Toxic, tome 3: Calavera de Charles Burns

Toxic, tome 3: Calavera de Charles Burns
(Sugar skull)

Catégorie(s) : Bande dessinée => Sci-fi & fantastique

Critiqué par Antihuman, le 27 mars 2015 (Paris, Inscrit le 5 octobre 2011, 41 ans)
La note : 5 étoiles
Moyenne des notes : 7 étoiles (basée sur 2 avis)
Cote pondérée : 5 étoiles (41 803ème position).
Visites : 3 458 

"Je ne suis même pas là."

Un exemple d'absurde qui laisse sans voix: par définition, quand il est par trop présent il n'y a pas grand chose à ajouter. Pourtant cette BD m'avait semblée au début pas sans intérêt, avec ce nerd qui rejoint une copine qui se cache dans un passage secret qui débute dans des toilettes publiques...

Mais le reste se poursuit sur ce même thème, ajoutant page après page de ces doses d'extravagance et de saugrenu sans jamais ajouter une seule once de réalisme - telle qu'on la signifie au sens propre: pourquoi faire ?

Cependant c'est plutôt dommage, car le grand Charles Burns nous avait habitué à être coupable de beaucoup mieux.
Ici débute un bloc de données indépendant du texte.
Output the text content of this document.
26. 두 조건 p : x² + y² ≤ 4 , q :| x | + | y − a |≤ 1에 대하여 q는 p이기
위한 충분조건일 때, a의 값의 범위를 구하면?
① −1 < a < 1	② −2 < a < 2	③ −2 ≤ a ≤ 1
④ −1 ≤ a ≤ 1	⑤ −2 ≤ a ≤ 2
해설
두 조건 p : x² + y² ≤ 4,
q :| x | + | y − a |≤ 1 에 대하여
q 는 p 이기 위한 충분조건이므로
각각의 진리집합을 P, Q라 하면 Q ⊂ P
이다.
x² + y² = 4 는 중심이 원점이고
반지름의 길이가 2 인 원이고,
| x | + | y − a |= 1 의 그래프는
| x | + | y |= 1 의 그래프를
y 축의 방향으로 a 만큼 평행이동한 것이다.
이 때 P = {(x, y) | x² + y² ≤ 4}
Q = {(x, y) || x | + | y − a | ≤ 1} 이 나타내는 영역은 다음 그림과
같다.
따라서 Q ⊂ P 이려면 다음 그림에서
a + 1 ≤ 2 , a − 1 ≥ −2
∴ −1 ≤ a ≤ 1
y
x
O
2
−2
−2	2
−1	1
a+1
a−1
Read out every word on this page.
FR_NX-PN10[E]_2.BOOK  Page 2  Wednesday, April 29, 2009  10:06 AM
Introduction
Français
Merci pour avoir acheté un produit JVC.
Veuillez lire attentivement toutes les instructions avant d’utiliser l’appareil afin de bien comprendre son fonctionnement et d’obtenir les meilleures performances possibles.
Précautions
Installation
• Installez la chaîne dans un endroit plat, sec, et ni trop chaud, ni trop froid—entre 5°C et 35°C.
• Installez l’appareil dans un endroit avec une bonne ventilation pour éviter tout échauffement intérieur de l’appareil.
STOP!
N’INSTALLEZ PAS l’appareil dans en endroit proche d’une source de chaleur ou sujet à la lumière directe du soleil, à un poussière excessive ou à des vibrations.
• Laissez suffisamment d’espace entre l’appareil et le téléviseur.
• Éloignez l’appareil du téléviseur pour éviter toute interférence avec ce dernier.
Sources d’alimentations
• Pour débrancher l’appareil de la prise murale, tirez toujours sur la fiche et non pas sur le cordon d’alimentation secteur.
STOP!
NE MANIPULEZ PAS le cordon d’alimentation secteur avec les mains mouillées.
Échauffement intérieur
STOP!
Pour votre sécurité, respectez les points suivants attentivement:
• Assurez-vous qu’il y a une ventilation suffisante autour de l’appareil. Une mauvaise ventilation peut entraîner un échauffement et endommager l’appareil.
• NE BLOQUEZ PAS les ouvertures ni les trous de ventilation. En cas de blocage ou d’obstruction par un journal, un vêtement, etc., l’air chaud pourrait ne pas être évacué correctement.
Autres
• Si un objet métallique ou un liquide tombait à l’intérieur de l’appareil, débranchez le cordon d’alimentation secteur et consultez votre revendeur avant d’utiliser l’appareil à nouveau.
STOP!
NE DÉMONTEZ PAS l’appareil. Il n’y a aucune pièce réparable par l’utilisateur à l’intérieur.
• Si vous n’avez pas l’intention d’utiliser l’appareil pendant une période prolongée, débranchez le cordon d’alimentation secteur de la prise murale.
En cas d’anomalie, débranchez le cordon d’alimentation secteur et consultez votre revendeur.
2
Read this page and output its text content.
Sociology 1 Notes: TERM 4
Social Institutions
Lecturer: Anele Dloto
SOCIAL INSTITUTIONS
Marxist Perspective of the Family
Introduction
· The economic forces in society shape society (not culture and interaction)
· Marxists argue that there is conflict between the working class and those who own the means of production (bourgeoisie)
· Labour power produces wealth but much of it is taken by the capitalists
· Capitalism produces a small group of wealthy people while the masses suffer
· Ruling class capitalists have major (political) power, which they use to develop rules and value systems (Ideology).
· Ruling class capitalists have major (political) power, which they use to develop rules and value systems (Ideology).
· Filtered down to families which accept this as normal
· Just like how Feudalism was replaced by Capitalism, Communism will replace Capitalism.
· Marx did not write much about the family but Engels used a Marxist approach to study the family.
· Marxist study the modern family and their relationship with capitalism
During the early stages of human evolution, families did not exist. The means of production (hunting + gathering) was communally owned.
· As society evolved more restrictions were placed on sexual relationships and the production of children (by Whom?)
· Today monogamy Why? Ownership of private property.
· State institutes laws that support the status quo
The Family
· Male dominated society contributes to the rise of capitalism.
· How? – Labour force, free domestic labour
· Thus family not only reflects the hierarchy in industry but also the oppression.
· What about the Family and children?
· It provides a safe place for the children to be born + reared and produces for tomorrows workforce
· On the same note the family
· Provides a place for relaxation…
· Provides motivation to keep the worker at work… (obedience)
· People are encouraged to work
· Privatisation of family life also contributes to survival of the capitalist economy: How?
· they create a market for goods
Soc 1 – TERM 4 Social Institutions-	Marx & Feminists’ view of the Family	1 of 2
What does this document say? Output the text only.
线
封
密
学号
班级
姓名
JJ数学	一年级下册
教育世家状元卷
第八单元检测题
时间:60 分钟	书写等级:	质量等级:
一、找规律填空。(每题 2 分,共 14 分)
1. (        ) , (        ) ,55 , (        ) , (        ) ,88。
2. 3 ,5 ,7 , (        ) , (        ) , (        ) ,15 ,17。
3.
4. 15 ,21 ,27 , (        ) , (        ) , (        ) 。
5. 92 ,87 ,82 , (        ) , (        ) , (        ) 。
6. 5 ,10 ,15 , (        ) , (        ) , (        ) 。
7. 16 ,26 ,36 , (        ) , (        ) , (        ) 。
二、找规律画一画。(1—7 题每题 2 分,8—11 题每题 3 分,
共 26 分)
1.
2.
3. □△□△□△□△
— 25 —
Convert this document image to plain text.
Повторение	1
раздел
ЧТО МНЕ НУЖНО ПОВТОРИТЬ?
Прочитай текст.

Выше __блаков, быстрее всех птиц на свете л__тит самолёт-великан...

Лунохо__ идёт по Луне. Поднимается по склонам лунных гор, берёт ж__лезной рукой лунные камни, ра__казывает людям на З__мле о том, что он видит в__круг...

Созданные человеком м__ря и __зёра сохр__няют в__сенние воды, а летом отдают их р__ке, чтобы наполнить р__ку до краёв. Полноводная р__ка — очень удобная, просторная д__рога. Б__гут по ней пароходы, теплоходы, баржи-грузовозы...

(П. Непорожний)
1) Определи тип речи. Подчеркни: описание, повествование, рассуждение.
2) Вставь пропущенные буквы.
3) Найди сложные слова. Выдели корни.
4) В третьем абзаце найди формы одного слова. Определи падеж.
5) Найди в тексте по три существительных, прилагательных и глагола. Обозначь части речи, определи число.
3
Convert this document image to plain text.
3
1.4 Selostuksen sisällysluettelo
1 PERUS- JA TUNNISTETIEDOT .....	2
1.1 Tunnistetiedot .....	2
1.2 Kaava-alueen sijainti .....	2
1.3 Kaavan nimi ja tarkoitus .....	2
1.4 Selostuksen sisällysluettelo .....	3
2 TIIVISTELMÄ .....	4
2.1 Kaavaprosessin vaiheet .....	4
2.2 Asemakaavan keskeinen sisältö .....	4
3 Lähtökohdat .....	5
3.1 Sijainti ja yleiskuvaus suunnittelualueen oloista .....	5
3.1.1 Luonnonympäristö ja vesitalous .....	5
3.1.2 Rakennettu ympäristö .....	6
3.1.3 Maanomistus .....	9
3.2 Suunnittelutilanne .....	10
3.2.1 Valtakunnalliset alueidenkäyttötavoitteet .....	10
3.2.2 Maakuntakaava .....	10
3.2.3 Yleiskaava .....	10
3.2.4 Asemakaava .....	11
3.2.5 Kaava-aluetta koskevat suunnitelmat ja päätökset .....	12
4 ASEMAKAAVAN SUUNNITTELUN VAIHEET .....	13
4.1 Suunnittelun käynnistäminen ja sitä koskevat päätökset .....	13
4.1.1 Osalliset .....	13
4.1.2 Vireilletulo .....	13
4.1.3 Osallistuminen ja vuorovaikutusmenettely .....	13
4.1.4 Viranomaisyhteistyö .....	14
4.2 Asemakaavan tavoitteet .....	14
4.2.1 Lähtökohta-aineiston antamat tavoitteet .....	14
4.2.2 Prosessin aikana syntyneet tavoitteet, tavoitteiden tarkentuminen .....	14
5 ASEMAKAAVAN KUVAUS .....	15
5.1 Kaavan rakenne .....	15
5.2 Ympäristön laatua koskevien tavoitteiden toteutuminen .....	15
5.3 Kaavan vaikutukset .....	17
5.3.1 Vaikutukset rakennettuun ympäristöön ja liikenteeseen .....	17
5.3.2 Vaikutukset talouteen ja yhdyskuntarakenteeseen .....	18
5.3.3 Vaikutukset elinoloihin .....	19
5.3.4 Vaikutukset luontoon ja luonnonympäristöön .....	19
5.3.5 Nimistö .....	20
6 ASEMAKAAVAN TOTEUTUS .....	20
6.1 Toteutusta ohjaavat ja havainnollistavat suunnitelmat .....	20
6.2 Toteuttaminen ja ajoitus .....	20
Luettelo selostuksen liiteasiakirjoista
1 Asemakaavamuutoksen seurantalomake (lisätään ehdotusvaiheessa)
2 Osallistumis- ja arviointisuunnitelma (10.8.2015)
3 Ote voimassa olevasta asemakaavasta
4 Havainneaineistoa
Mais hélas c'est tout le problème des auteurs célèbres, ils réécrivent toujours le même bouquin comme chacun sait, ou bien, et c'est le cas de "Calavera" l'insensé suprême devient leur but unique et l'occasion de prouver leur talent qui ne nécessite pas de développement explicatif, sinon juste une case illustrative. Tout le problème de la célébrité, puisque le marché de l'art commercial comme celui qui est élitiste est en réalité basé sur qui-a-fait-a-quoi et qui-est-qui (à part peut-être pour les innocents très optimistes.)

Donc je ne pense pas que l'intrigue de cet album laissera des marques sans nom dans le siècle, mais en tout cas il apparaît clairement que cette histoire de rocker médiocre n'a pas pour autre atout pour Burns de distribuer des piques ça et là, et en particulier à ces élèves d'école d'art qui se pensent très vite géniaux. Et du fait que "Calavera" est un roman choral, on perd très vite le fil qui ne suit, bien entendu, aucune ligne crédible de base sinon uniquement la sienne.

Tout cela n'est donc au final qu'une bulle de plus d'irrationnel pour accros, aficionados variés, ou simples habitués de la BD, ce qui n'est déja pas mal mais ça ne va pas plus loin.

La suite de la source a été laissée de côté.